On the more technical side I read Exercises in Programming Style by Cristina Videira Lopes which I really enjoyed, it shows the same program written in 33 different styles, all in the Python programming language. I also read Data Pipelines with Apache Airflow by Bas P Harenslak and Julian R De Ruiter, as well as writing a blog post on Python Documentation with Sphinx.

My history reading tended more towards the prehistoric with Hidden Histories by Mary-Ann Ochota which talks mainly about Prehistoric British landscapes, The Goddess & The Bull by Michael Balter – about Çatalhöyük one of the oldest settlements in the world, and Ancestors by Professor Alice Roberts – about prehistoric British burials.

On the Black Lives Matter front I read Why I’m no longer talking to white people about race by Reni Eddo-Lodge, Precolonial Black Africa by Cheikh Anta Diop, and Empireland by Sathnam Sanghera.

There were a couple of natural history books, Entangled Life by Merlin Sheldrake about fungus and Much Ado About Mothing by James Lowen, about moths.
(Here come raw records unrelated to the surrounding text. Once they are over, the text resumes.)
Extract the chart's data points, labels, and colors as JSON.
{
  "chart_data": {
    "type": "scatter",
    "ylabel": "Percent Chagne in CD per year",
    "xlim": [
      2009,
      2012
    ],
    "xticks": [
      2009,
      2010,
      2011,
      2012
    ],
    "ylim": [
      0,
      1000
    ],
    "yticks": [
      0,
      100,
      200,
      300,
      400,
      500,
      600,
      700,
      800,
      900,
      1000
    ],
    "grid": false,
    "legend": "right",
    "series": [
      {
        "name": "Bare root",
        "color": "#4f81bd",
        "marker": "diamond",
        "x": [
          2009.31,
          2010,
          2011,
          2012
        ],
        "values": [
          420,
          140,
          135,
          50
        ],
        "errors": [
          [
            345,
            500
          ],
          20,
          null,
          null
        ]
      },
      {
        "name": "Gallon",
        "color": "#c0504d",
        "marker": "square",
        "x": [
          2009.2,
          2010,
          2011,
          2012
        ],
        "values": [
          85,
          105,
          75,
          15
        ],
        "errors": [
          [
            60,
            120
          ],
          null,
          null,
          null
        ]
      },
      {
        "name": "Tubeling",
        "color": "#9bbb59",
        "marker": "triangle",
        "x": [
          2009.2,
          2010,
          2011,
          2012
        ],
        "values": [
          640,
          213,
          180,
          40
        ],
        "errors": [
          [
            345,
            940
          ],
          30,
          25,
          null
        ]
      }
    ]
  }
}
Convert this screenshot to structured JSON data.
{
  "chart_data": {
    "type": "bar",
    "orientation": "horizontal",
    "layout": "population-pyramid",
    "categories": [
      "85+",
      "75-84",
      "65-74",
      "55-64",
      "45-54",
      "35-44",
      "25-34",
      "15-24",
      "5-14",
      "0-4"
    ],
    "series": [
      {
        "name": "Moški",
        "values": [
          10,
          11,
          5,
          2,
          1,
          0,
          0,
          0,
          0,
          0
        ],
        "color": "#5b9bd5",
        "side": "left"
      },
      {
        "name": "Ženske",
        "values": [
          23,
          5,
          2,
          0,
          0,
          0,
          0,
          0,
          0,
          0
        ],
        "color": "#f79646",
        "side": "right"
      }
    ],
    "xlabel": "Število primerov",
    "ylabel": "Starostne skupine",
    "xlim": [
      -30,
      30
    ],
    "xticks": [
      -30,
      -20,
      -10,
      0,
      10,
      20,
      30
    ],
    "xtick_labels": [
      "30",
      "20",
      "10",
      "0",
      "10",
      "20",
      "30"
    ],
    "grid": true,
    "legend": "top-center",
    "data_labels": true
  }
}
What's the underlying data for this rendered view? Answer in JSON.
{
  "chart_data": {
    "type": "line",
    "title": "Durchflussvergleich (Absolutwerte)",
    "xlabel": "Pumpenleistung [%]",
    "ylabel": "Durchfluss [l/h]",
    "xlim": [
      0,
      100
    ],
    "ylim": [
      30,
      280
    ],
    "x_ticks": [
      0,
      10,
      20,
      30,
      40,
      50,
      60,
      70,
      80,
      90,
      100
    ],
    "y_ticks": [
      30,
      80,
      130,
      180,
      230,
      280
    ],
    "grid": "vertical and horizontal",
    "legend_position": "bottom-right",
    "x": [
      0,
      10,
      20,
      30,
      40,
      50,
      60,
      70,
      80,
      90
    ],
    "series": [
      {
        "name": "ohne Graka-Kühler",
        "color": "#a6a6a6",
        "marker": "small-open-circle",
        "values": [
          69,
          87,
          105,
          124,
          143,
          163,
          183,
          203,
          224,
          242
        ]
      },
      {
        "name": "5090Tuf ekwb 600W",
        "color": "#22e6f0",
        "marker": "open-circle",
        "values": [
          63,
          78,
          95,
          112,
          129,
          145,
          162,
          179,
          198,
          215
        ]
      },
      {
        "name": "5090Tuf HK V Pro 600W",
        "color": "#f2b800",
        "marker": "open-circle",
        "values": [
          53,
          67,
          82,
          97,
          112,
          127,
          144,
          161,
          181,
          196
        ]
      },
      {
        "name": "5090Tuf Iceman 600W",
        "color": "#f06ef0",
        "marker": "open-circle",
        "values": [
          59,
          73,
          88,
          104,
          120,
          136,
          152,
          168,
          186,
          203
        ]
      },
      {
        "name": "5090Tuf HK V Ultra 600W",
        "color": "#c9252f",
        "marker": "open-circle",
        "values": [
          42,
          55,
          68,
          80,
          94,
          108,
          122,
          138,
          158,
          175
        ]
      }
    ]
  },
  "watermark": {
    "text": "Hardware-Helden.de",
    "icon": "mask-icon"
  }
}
Sort of related since it pertains to the biological sciences was The Code Breaker by Walter Isaacson which is a biography of Jennifer Doudna, and the CRISPR gene-editing technology for which she won a Nobel Prize. And finally, Eye of the Beholder by Laura J. Snyder which is a joint biography of Johannes Vermeer and Antonie van Leeuwenhoek who were both born in Delft in 1632.

The year ends largely as it started with covid once again running wild in the UK, this time with the Omicron variant and we are unsure whether Thomas will return to school at the beginning of the year. Prospects are a little better because we now have a vaccine, and this seems effective against all variants although Thomas, as a 9 year old, does not receive any covid vaccinations.